The 20th century was a mixed age. On one hand, D.H. Lawrence (The Lady Chatterley’s Lover) and James Joyce (Ulysses) liberated writers from the confines of censorship. But on the other hand, there was also so much bad writing, porn masquerading as profitable erotica.  Still there were the frank and good writers like e.e. cummings with his lovely and original poems, as well as Philip Roth, whose Portnoy makes do with a cored apple and a piece of liver. Wendy Perriam writes about the pious Catholic housewife, Mary, pleasing herself on her own, while Erica Jong conquers the fear of flying. This anthology also finds space for gay and lesbian writing, such as in the excerpts from the playwright Joe Orton’s diaries and from Colette’s La Vagabonde.

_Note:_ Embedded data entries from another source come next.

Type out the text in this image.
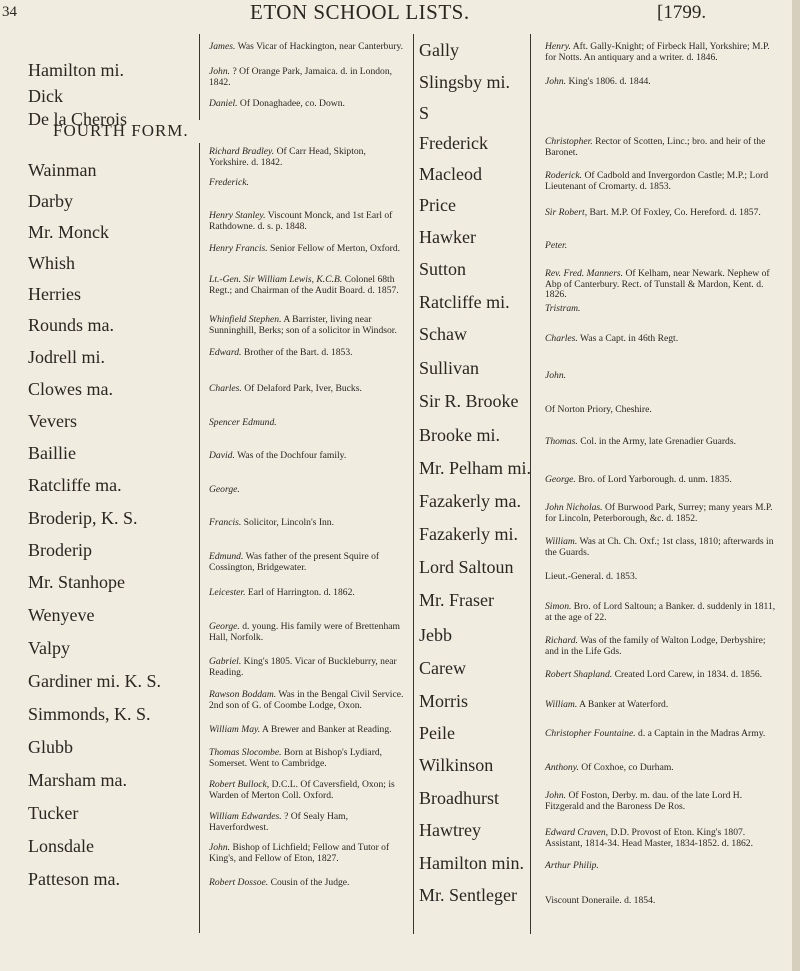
34	ETON SCHOOL LISTS.	[1799.
Hamilton mi.
Dick
De la Cherois
FOURTH FORM.
Wainman
Darby
Mr. Monck
Whish
Herries
Rounds ma.
Jodrell mi.
Clowes ma.
Vevers
Baillie
Ratcliffe ma.
Broderip, K. S.
Broderip
Mr. Stanhope
Wenyeve
Valpy
Gardiner mi. K. S.
Simmonds, K. S.
Glubb
Marsham ma.
Tucker
Lonsdale
Patteson ma.
James. Was Vicar of Hackington, near Canterbury.
John. ? Of Orange Park, Jamaica. d. in London, 1842.
Daniel. Of Donaghadee, co. Down.
Richard Bradley. Of Carr Head, Skipton, Yorkshire. d. 1842.
Frederick.
Henry Stanley. Viscount Monck, and 1st Earl of Rathdowne. d. s. p. 1848.
Henry Francis. Senior Fellow of Merton, Oxford.
Lt.-Gen. Sir William Lewis, K.C.B. Colonel 68th Regt.; and Chairman of the Audit Board. d. 1857.
Whinfield Stephen. A Barrister, living near Sunninghill, Berks; son of a solicitor in Windsor.
Edward. Brother of the Bart. d. 1853.
Charles. Of Delaford Park, Iver, Bucks.
Spencer Edmund.
David. Was of the Dochfour family.
George.
Francis. Solicitor, Lincoln's Inn.
Edmund. Was father of the present Squire of Cossington, Bridgewater.
Leicester. Earl of Harrington. d. 1862.
George. d. young. His family were of Brettenham Hall, Norfolk.
Gabriel. King's 1805. Vicar of Buckleburry, near Reading.
Rawson Boddam. Was in the Bengal Civil Service. 2nd son of G. of Coombe Lodge, Oxon.
William May. A Brewer and Banker at Reading.
Thomas Slocombe. Born at Bishop's Lydiard, Somerset. Went to Cambridge.
Robert Bullock, D.C.L. Of Caversfield, Oxon; is Warden of Merton Coll. Oxford.
William Edwardes. ? Of Sealy Ham, Haverfordwest.
John. Bishop of Lichfield; Fellow and Tutor of King's, and Fellow of Eton, 1827.
Robert Dossoe. Cousin of the Judge.
Gally
Slingsby mi.
S
Frederick
Macleod
Price
Hawker
Sutton
Ratcliffe mi.
Schaw
Sullivan
Sir R. Brooke
Brooke mi.
Mr. Pelham mi.
Fazakerly ma.
Fazakerly mi.
Lord Saltoun
Mr. Fraser
Jebb
Carew
Morris
Peile
Wilkinson
Broadhurst
Hawtrey
Hamilton min.
Mr. Sentleger
Henry. Aft. Gally-Knight; of Firbeck Hall, Yorkshire; M.P. for Notts. An antiquary and a writer. d. 1846.
John. King's 1806. d. 1844.
Christopher. Rector of Scotten, Linc.; bro. and heir of the Baronet.
Roderick. Of Cadbold and Invergordon Castle; M.P.; Lord Lieutenant of Cromarty. d. 1853.
Sir Robert, Bart. M.P. Of Foxley, Co. Hereford. d. 1857.
Peter.
Rev. Fred. Manners. Of Kelham, near Newark. Nephew of Abp of Canterbury. Rect. of Tunstall & Mardon, Kent. d. 1826.
Tristram.
Charles. Was a Capt. in 46th Regt.
John.
Of Norton Priory, Cheshire.
Thomas. Col. in the Army, late Grenadier Guards.
George. Bro. of Lord Yarborough. d. unm. 1835.
John Nicholas. Of Burwood Park, Surrey; many years M.P. for Lincoln, Peterborough, &c. d. 1852.
William. Was at Ch. Ch. Oxf.; 1st class, 1810; afterwards in the Guards.
Lieut.-General. d. 1853.
Simon. Bro. of Lord Saltoun; a Banker. d. suddenly in 1811, at the age of 22.
Richard. Was of the family of Walton Lodge, Derbyshire; and in the Life Gds.
Robert Shapland. Created Lord Carew, in 1834. d. 1856.
William. A Banker at Waterford.
Christopher Fountaine. d. a Captain in the Madras Army.
Anthony. Of Coxhoe, co Durham.
John. Of Foston, Derby. m. dau. of the late Lord H. Fitzgerald and the Baroness De Ros.
Edward Craven, D.D. Provost of Eton. King's 1807. Assistant, 1814-34. Head Master, 1834-1852. d. 1862.
Arthur Philip.
Viscount Doneraile. d. 1854.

The mistress of them all, Anais Nin, still enchants us with this excerpt from Little Birds, which I was so hesitant to buy on my first day at the University of Stirling in Scotland, with my very provincial frame of mind. It goes this way:

“He came to her room and merely caressed her. They lay enveloped in the white mosquito netting as within a bridal veil, lay back in the hot night fondling and kissing. Fay felt languid and drugged. He was giving birth to a new woman with every kiss, exposing a new sensibility. Afterwards, when he left her, she lay tossing and unable to sleep. It was if he had lit tiny fires under her skin, tiny currents that kept her awake.”

In only all of us could write with such lyricism and love!